The person who took that first flight was 27-year-old Soviet cosmonaut Yuri Gagarin [pronounced guh-GAH-rin]. He completed an orbit of the Earth on 12 April 1961.
The U.S. and the U.S.S.R. may have been in the middle of a Cold War/Space Race at the time, but that didn’t prevent Yuri’s flight — and instant, international fame — from having a slight impact on U.S. baby names. Yuri, which is a Russian (Ukrainian?) form of George, debuted on the SSA’s baby name list as a boy name in 1961:
- 1966: 10 baby boys named Yuri
- 1965: unlisted
- 1964: 6 baby boys named Yuri
- 1963: unlisted
- 1962: 9 baby boys named Yuri
- 1961: 8 baby boys named Yuri [debut]
- 1960: unlisted
(Yuri also happens to be a Japanese name meaning “lily.” It appeared on the list as a girl name during the 1920s.)
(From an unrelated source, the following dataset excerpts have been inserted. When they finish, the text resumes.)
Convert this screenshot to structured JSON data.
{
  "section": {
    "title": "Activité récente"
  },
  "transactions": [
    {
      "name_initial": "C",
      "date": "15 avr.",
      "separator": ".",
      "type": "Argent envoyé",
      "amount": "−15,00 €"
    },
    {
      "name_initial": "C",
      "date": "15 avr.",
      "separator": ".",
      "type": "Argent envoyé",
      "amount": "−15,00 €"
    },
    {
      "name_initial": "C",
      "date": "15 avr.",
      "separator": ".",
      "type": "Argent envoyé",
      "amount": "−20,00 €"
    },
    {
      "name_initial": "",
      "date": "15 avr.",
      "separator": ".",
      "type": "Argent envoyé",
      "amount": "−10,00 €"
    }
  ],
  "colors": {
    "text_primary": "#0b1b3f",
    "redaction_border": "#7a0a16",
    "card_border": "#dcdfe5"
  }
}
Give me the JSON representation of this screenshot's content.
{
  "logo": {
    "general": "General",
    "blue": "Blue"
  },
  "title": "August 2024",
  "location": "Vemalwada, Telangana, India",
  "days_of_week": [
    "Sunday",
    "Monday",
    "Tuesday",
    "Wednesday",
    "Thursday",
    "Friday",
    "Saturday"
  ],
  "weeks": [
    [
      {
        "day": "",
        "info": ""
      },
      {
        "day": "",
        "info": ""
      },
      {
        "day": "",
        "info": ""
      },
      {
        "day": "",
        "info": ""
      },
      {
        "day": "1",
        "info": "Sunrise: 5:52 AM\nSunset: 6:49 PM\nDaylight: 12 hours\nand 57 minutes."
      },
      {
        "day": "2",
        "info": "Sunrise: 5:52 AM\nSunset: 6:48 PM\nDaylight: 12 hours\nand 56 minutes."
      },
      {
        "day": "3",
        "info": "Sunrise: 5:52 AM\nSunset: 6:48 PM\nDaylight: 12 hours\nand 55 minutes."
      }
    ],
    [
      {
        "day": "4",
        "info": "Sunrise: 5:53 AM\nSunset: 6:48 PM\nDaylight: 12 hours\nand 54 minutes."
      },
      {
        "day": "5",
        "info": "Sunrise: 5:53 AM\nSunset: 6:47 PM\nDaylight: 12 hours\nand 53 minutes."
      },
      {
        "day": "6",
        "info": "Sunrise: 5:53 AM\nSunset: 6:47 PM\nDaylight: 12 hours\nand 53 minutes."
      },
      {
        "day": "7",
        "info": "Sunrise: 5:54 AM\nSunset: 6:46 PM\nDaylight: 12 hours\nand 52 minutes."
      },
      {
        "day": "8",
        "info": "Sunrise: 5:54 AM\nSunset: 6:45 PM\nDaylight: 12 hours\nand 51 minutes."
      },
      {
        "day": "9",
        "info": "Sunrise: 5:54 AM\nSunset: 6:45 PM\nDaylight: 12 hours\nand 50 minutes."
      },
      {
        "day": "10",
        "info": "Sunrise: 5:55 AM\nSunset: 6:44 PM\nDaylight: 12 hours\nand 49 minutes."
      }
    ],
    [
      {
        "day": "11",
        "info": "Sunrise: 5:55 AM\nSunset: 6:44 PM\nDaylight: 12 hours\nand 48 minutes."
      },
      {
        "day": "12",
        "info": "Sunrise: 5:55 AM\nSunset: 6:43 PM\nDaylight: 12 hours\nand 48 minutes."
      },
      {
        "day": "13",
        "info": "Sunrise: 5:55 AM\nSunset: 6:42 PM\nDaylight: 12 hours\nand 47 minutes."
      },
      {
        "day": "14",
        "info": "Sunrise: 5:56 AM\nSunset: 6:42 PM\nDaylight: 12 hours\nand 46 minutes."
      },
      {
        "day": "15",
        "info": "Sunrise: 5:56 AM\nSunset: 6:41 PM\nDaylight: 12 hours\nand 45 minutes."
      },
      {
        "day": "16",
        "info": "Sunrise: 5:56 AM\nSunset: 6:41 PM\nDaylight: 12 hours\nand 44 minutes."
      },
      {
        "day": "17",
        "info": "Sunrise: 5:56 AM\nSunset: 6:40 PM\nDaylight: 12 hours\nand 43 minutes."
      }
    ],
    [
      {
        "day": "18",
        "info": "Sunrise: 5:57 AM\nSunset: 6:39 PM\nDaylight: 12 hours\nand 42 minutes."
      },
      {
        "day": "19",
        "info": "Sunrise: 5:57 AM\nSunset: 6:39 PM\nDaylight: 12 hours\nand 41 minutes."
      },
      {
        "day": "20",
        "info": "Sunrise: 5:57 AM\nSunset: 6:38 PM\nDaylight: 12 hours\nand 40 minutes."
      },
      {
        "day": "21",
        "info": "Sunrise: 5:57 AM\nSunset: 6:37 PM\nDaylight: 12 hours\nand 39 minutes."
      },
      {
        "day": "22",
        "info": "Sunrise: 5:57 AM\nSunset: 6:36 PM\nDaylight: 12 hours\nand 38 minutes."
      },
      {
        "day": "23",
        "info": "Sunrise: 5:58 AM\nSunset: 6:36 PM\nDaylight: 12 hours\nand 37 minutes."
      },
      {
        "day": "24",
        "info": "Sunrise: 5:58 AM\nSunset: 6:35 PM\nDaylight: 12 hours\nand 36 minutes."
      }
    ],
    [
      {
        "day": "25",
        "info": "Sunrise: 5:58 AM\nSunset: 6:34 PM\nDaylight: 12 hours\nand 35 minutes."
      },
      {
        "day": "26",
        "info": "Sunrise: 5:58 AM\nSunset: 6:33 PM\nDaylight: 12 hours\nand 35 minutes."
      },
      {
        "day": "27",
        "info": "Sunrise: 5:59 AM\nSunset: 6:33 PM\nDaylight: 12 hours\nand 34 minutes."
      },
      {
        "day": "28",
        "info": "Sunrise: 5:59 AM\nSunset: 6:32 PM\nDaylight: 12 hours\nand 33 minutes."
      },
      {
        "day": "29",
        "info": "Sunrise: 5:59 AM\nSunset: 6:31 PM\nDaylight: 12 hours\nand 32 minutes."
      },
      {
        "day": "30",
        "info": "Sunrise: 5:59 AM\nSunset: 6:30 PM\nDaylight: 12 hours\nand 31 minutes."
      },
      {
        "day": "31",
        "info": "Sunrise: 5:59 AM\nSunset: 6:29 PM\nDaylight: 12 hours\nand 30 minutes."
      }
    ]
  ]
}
Usage of the name increased around 1968, the year Gagarin was killed in a jet crash.
- 1972: 26 baby boys and 6 baby girls named Yuri
- 1971: 28 baby boys and 10 baby girls named Yuri
- 1970: 33 baby boys and 11 baby girls named Yuri
- 1969: 24 baby boys and 10 baby girls named Yuri
- 1968: 31 baby boys and 8 baby girls named Yuri
- 1967: 15 baby boys and 5 baby girls named Yuri
And the name has been in use ever since. A total of 59 baby boys were named either Yuri or Yuriy in 2009.
P.S. Did you know that the first chimp to go into orbit was named Enos?